Is he neutered? Also I have a lot of experience with small dogs and they can be quite fiesty as they are usually “one person” owners. They get really attached to their owners (in this case your aunt) and when they realize their owner is gone, they get majorly stressed out and filled with a TON of anxiety. Chihuahua’s are tiny so sometimes they overcompensate with the aggression because of fear. It sounds like this poor little guy is feeling abandoned and doesn’t know what else to do at this point. He’s scared and lashing out due to being abandoned as well as a horrible lack of training on your aunts behalf. 

Poor guy :/

Post # 13
Member
975 posts
Busy bee
  • Wedding: October 2012

Having had an aunt who raised chihuahuas, several people I’ve known have had one or more all their life:

My best friend got one foisted off on her, but she treats it really well so the dog loves her, puts up with her kids, and… it hates everyone else.  I found and posted this on her Facebook page the other day, it was a hit with everyone who’s been at her house.  She won’t allow the dog to chase or bite people though, so it mostly just snarls, growls and barks until she gets him calm or puts him in another room.

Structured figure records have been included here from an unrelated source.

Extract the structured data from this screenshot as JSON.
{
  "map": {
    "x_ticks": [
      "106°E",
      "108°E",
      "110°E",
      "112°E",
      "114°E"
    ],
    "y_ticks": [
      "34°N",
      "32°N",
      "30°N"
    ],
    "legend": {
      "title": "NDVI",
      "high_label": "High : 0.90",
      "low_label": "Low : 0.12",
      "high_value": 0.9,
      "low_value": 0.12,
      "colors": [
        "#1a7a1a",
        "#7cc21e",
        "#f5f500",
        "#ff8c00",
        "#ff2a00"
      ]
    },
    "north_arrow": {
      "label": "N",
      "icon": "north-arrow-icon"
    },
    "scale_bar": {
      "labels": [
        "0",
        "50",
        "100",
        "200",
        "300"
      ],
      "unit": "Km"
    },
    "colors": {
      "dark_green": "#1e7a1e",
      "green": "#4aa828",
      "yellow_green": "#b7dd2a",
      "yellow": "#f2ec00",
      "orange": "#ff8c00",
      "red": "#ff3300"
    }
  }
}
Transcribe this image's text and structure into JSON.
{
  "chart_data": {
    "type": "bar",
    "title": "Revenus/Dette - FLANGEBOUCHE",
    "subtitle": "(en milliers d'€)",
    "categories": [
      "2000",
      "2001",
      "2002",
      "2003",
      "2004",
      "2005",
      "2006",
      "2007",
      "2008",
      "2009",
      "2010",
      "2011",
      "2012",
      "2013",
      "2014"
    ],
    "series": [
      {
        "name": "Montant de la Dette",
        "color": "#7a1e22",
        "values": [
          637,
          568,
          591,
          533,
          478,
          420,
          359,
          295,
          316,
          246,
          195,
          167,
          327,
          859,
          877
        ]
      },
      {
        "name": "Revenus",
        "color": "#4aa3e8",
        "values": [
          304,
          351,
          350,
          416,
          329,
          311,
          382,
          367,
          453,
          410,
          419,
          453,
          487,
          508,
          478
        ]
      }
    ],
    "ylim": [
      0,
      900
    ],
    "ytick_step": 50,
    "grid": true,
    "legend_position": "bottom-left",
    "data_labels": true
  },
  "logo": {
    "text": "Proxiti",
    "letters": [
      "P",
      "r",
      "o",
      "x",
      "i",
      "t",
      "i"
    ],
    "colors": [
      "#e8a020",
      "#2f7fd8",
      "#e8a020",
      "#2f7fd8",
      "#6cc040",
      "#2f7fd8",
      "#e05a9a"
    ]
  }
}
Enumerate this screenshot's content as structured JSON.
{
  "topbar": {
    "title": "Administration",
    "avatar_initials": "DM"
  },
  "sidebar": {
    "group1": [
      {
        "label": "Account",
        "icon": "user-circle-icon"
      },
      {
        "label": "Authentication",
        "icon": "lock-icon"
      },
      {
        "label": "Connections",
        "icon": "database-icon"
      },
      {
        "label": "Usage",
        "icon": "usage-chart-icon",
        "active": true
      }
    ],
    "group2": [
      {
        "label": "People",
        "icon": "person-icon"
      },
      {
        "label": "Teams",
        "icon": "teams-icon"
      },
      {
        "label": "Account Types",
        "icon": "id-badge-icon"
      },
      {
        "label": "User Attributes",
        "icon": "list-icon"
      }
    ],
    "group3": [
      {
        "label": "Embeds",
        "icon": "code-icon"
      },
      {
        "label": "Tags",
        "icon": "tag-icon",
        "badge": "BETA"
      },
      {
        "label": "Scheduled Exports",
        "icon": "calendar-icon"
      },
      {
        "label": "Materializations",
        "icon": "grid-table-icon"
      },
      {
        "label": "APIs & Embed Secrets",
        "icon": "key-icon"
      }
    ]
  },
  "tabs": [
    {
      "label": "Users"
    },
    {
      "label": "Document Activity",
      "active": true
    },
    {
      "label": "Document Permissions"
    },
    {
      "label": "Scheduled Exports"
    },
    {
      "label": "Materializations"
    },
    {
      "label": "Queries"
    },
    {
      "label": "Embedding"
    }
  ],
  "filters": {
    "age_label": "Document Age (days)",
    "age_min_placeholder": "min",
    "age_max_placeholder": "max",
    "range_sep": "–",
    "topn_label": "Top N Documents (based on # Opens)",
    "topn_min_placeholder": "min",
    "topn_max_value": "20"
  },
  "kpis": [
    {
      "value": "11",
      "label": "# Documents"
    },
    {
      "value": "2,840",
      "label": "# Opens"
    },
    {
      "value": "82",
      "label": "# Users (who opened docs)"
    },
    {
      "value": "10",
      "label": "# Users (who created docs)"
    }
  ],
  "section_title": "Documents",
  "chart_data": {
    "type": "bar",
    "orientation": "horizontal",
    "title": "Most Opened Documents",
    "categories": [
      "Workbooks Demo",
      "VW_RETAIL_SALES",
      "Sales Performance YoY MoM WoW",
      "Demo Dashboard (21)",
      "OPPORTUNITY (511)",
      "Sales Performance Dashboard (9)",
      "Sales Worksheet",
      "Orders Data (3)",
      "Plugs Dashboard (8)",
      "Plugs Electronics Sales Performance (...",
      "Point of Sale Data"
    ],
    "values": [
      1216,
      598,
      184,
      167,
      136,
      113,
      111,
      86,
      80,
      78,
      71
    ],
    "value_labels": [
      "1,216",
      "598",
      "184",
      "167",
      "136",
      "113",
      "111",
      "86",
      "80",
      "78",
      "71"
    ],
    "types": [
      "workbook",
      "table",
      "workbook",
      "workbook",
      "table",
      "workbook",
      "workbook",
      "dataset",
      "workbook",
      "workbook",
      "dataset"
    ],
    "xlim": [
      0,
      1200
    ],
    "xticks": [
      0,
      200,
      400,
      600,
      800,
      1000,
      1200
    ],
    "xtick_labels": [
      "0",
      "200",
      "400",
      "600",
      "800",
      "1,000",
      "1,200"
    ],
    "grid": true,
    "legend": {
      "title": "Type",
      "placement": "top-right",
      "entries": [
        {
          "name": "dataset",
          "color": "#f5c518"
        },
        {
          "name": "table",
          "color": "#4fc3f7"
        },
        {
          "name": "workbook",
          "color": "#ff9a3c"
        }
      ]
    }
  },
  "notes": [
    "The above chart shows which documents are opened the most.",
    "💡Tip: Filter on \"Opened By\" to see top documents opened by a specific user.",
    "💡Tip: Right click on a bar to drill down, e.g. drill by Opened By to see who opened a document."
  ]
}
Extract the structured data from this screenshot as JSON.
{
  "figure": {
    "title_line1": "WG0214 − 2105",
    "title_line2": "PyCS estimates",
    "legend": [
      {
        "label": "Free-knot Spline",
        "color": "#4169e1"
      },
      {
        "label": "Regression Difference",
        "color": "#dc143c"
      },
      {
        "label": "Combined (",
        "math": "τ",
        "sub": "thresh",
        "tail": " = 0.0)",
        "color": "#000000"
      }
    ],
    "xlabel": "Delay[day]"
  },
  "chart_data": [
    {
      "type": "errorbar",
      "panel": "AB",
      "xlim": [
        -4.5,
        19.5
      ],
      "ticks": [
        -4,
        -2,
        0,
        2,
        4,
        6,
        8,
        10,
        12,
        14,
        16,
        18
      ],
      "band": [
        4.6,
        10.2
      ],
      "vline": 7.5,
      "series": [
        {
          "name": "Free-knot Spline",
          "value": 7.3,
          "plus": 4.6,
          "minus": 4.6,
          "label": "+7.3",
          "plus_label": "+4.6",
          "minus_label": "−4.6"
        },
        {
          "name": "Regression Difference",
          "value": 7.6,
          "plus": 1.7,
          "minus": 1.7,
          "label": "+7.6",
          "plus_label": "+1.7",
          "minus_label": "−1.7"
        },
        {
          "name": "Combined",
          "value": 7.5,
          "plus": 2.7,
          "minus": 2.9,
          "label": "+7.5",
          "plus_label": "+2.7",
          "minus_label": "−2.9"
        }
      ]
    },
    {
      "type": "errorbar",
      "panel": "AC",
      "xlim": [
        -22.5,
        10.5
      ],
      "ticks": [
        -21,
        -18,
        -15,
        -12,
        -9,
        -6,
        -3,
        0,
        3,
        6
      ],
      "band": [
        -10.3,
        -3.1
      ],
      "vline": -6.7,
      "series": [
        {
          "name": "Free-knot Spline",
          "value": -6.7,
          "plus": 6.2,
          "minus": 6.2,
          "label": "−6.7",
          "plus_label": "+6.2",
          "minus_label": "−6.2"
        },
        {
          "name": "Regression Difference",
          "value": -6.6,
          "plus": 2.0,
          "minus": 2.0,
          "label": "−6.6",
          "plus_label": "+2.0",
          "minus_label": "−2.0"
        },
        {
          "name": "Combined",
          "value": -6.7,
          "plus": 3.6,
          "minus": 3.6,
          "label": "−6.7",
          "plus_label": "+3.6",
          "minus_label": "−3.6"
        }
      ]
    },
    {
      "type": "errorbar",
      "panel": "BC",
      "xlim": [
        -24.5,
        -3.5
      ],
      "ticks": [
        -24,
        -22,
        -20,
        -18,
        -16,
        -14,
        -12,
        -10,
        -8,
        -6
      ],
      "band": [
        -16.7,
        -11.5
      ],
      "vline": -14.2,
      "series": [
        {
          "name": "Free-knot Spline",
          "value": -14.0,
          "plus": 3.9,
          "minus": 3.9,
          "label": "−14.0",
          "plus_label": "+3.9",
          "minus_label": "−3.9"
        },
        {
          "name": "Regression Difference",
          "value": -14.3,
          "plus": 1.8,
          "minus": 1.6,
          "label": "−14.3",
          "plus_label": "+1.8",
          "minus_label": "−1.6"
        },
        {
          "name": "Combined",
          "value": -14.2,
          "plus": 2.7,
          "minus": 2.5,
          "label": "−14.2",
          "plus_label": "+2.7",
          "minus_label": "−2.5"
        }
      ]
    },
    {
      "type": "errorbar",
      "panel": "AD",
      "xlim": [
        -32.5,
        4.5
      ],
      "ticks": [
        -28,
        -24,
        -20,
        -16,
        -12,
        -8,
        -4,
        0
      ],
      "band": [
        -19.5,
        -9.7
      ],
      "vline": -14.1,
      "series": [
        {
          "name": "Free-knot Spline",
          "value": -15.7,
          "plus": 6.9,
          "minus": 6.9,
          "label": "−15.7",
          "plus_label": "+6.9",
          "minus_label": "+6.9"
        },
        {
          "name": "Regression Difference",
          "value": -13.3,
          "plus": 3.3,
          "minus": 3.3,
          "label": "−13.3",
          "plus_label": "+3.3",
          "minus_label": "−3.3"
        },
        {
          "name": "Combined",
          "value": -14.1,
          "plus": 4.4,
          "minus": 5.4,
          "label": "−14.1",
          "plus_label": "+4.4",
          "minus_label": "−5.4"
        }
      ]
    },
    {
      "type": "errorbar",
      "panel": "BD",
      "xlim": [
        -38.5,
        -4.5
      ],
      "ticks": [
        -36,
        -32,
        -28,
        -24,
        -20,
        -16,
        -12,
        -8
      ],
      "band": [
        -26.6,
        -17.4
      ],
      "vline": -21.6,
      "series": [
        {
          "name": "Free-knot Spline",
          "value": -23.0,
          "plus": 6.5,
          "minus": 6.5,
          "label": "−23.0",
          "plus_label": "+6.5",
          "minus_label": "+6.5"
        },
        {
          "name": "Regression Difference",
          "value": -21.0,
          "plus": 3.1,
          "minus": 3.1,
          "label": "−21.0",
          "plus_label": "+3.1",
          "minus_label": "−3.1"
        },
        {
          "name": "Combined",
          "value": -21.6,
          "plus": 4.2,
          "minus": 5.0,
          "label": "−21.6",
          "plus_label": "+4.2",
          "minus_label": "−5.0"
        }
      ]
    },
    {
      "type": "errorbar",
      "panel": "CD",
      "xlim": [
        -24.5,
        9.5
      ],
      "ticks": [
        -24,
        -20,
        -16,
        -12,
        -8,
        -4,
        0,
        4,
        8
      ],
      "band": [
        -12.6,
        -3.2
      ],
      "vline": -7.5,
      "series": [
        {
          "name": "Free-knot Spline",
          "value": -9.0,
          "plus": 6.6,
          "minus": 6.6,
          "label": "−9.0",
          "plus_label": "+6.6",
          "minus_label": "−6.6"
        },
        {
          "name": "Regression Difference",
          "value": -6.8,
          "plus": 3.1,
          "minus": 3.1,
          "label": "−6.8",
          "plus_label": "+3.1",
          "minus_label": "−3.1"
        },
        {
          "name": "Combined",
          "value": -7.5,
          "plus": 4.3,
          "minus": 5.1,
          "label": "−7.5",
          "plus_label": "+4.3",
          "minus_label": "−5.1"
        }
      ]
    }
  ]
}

Some of it I’m sure is just chihuahua nature (they often have serious “little man” syndrom and act aggressive to scare off what they see as threats), then he is unhappy and scared and likely not treated all that well previously and is acting out, so everyone is wary of him, just a sad circle really.  I doubt he is beyond help or hope of finding a loving home, especially if he’s at least a little better with some people he knows better.  Contacting rescues or even breeders of chihuahuas is a great idea other people have suggested.  They will be able to deal with him needing work and the chihuahua “little man” type way of acting out.

Poor dog, really needs someone to love him and work with him.  I hope you find a good solution.  And of course I can’t help but say how crappy just to drop the dog off with unsuspecting relatives one day!

Edited because submitting ate the pic the first time :).

Post # 14
Member
1311 posts
Bumble bee
  • Wedding: January 1994

I’m glad you are asking this questions. I think too many people are too quick to give up on their animals when it could be as simple as getting an expert involved to train the animal with the owner. Your local pet store might be able to reccommend someone to take the dog to training. I highly reccommend. A friend of my husbands does this, and I think it is really amazing what just a few sessions can do to make everyones lives better.